A recent case, however, indicates to the contrary, and also has raised the possibility that there may be a need for a legislative amendment to Title VII to include sexual orientation within the meaning of “sex” discrimination in employment. As attempts to pass such an amendment have so far been unsuccessful, a definitive ruling by the U.S. Supreme Court could serve the same purpose.
Noting that “[i]t would require considerable calisthenics to remove the ‘sex’ from ‘sexual orientation’,” the Seventh U.S. Circuit Court of Appeals in Chicago in Hively v. Ivy Tech Cmty. College of Ind3 concluded on April 4 that it is possible for an individual to bring a federal case claiming workplace discrimination because of one’s sexual orientation.
On March 27 in Christiansen v. Omnicom Group, Inc.4, the Second U.S. Circuit Court of Appeals in New York concluded that an openly gay male who had alleged that he had been subject to “gender stereotyping” had pleaded enough facts for his Title VII employment discrimination complaint to move forward.
While “gender stereotyping” is not the quite the same concept as “sexual orientation,” the Second Circuit did recognize that although being gay, lesbian, or bisexual alone does not give rise to a Title VII claim, where a lesbian, gay or bisexual employee is also gender nonconforming — that is, not acting or dressing in conformance with commonly held ideas or stereotypes as to what is gender-appropriate — then such nonconforming person, heterosexual or otherwise, would have the right to bring a claim under Title VII.
Therefore, for the gender nonconforming person who is also gay, lesbian or bisexual, the Second Circuit has provided a road map for pleading a Title VII claim, at a minimum, and may have also opened a door to the possibility that workplace discrimination based on “sex” may include more than just one’s actual gender, or overt sexual advances.
On April 28, 2017, the Plaintiff, Mr.
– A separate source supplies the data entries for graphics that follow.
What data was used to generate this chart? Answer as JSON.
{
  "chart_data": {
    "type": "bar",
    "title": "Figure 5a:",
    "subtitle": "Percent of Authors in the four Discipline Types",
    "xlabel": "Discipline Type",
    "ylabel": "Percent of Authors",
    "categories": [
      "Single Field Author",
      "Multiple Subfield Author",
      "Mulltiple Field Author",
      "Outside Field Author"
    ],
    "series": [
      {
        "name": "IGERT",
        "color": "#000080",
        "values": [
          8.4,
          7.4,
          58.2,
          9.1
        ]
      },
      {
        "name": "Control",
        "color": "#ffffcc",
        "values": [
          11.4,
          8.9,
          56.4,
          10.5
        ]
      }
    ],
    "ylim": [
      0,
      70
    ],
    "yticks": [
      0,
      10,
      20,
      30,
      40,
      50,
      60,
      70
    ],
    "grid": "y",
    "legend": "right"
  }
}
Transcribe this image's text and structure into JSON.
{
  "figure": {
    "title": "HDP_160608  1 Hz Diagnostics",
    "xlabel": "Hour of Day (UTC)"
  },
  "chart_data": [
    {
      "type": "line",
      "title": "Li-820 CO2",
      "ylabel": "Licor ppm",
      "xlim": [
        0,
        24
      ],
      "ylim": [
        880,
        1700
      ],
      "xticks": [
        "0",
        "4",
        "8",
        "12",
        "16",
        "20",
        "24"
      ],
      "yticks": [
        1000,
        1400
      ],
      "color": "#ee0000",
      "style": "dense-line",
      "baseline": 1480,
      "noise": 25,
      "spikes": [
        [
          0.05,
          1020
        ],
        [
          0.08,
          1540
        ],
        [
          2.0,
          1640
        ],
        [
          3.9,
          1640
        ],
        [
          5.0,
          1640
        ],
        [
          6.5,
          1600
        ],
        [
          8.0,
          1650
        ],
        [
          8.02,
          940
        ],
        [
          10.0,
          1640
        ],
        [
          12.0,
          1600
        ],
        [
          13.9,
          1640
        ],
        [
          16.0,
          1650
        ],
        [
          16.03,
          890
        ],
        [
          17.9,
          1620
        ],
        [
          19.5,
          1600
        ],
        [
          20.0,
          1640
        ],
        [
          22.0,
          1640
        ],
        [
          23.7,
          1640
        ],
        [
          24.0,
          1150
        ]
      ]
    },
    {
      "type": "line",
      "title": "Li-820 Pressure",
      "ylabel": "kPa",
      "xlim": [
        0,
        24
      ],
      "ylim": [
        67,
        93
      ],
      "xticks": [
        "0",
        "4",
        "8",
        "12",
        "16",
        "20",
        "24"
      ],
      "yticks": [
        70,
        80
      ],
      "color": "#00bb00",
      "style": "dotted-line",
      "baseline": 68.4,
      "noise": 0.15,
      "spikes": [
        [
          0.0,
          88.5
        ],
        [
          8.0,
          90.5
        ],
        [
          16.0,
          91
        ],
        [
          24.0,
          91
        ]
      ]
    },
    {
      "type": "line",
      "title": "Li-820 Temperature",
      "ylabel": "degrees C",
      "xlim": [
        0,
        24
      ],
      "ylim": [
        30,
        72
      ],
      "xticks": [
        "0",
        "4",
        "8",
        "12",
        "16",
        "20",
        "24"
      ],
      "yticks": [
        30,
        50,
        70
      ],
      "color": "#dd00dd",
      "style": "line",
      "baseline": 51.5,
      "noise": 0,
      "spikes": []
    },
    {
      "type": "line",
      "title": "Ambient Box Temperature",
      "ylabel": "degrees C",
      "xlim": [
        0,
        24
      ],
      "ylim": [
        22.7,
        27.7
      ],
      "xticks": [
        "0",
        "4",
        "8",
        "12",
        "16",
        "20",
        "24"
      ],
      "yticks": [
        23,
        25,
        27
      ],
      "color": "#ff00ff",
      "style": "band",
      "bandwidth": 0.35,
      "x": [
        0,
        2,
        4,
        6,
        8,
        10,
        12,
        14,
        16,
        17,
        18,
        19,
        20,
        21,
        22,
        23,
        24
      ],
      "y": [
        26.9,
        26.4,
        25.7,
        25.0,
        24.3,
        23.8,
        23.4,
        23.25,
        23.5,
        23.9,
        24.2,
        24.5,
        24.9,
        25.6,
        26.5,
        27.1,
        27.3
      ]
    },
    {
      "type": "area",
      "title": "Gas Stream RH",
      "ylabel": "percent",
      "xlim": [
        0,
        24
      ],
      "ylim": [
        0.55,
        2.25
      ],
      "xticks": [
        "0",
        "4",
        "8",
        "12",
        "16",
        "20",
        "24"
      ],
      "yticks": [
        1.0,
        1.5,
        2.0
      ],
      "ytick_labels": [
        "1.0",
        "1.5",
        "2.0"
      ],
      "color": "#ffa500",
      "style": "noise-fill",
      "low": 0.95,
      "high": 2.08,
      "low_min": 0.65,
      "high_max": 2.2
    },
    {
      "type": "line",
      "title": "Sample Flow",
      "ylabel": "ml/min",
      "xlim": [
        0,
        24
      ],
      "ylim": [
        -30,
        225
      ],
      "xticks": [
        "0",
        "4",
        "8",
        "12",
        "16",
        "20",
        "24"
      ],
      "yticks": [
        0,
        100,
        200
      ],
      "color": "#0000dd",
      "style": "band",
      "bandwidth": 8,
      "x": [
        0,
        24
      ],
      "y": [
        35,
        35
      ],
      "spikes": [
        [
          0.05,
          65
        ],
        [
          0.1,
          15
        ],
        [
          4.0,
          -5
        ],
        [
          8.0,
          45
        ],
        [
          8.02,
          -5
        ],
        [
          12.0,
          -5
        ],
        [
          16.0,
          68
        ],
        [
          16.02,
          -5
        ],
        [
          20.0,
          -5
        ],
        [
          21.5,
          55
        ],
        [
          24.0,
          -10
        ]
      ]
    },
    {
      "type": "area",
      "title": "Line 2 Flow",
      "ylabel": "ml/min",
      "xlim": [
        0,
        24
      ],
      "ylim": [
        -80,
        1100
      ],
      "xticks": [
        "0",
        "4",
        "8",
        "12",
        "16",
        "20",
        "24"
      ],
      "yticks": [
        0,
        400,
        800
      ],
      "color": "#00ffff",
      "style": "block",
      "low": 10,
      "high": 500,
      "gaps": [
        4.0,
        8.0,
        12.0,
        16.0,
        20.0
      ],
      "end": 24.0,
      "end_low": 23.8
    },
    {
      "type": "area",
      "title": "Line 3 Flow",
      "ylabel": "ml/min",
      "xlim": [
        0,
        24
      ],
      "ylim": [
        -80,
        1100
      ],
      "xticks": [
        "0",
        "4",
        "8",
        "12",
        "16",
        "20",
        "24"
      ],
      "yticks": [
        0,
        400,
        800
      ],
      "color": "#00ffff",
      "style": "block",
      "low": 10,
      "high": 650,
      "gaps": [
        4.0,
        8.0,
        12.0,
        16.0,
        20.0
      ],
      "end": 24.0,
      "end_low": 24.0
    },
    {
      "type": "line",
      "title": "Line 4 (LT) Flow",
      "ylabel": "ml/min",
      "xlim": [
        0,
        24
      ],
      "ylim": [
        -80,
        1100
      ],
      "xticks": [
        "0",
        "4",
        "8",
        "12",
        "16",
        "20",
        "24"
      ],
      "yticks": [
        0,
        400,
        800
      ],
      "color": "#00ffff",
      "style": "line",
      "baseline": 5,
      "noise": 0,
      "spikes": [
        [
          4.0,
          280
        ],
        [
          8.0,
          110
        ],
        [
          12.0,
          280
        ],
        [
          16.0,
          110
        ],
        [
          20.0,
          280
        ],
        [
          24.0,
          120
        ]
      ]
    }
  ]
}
Christiansen, asked the Second Circuit to review this case and revise its precedent that Title VII doesn’t protect employees from discrimination based on sexual orientation. The request for review is based on a concurring decision in Christiansen as well as Hively in the Seventh Circuit. If the Second Circuit reviews, and ultimately revises its own precedent based on Hively’s reasoning, it could provide a blueprint for other appellate courts to do so as well. If so, a shift in the employment landscape, if not an outright landslide, may occur, evening out the field so that “discrimination because of sex” includes sexual orientation, and not just gender or gender stereotyping.
Since there is clearly a conflict among the circuit courts, these new avenues of expansion of the law relating to workplace discrimination may pave a path for future plaintiffs to seek clarity from the Supreme Court, assuming Congress does not amend Title VII any time soon. Just how the newly composed Supreme Court would view such a petition is a subject for another article. So too is a discussion of various state and local laws that do protect employees from being subjected to harassment on the job due to their sexual orientation.